The right-wing coalition led by Giorgia Meloni’s Brothers of Italy party has approached a support milestone, recording 49.8% of voter approval for Italy’s September 25 election, according to a survey by the Tecne research institute, which it reported Bloomberg.
A strong election result from Meloni’s bloc could see it muster enough votes in parliament to reach a two-thirds majority. This would allow the Right to push for changes to the constitution, possibly including enhanced powers for the prime minister’s office or the direct election of the country’s president.
The poll, which gauged voter support for the country’s lower house elections, put the centre-left bloc led by the Democratic Party at 30% and the Five Star Movement – once the country’s top party – at 10.2% . A newly formed centrist group was at 4.8%.

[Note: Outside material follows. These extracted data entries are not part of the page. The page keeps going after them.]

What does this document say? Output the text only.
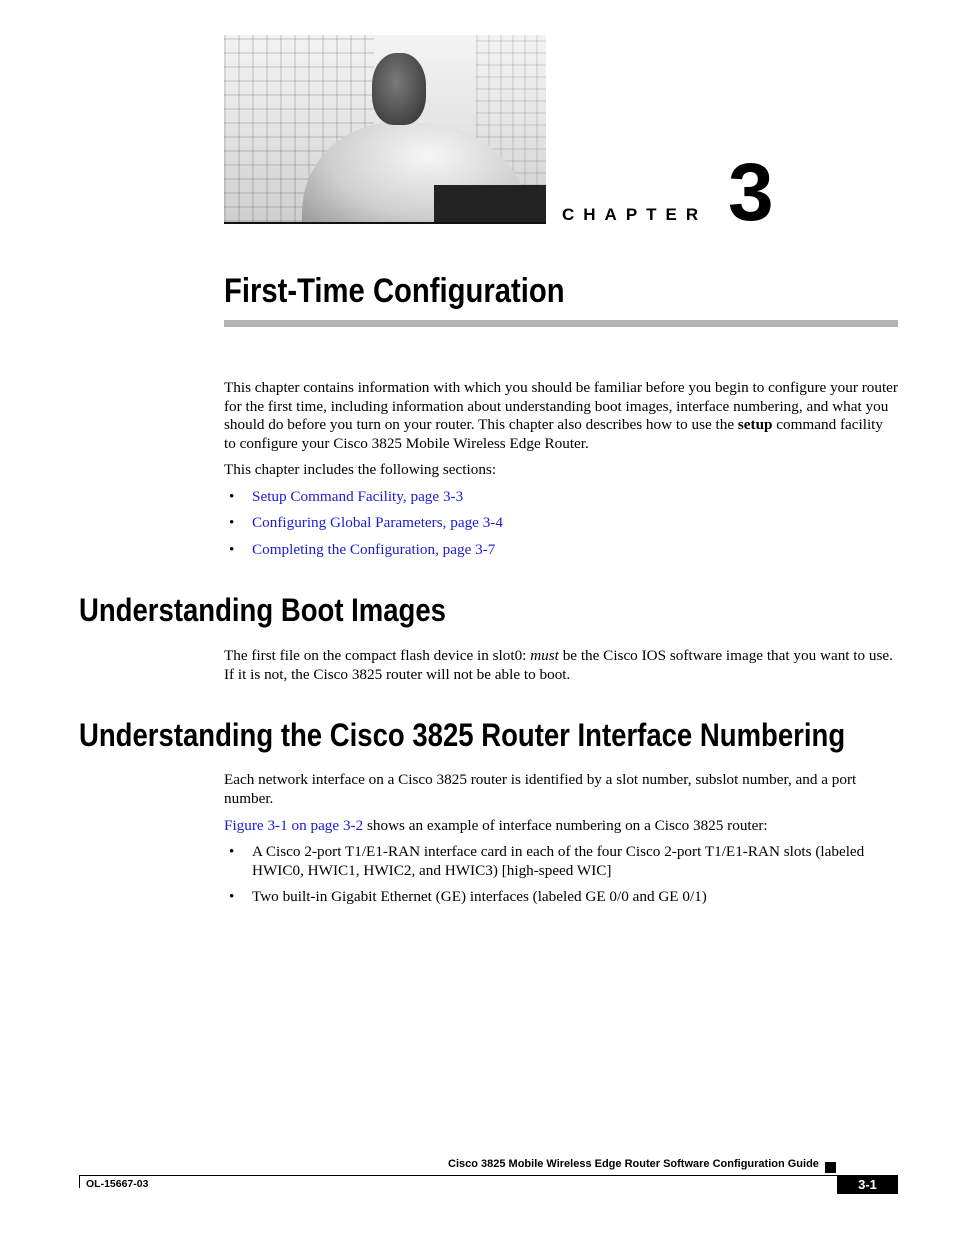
CHAPTER 3
First-Time Configuration
This chapter contains information with which you should be familiar before you begin to configure your router for the first time, including information about understanding boot images, interface numbering, and what you should do before you turn on your router. This chapter also describes how to use the setup command facility to configure your Cisco 3825 Mobile Wireless Edge Router.
This chapter includes the following sections:
• Setup Command Facility, page 3-3
• Configuring Global Parameters, page 3-4
• Completing the Configuration, page 3-7
Understanding Boot Images
The first file on the compact flash device in slot0: must be the Cisco IOS software image that you want to use. If it is not, the Cisco 3825 router will not be able to boot.
Understanding the Cisco 3825 Router Interface Numbering
Each network interface on a Cisco 3825 router is identified by a slot number, subslot number, and a port number.
Figure 3-1 on page 3-2 shows an example of interface numbering on a Cisco 3825 router:
• A Cisco 2-port T1/E1-RAN interface card in each of the four Cisco 2-port T1/E1-RAN slots (labeled HWIC0, HWIC1, HWIC2, and HWIC3) [high-speed WIC]
• Two built-in Gigabit Ethernet (GE) interfaces (labeled GE 0/0 and GE 0/1)
Cisco 3825 Mobile Wireless Edge Router Software Configuration Guide
OL-15667-03	3-1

The right-wing coalition, made up of Meloni’s party, Matteo Salvini’s League and former prime minister Silvio Berlusconi’s Forza Italia, steadily gained ground after the Democrat-led bloc failed to broaden its support by attracting centrist forces. The Brothers of Italy scored 24.3% in the survey, leading all parties.
Meloni, speaking in an interview with British weekly The Spectator, signaled that she would see a landslide victory as a mandate to amend the constitution, calling Italy’s current electoral system “politically fragile and therefore unstable”.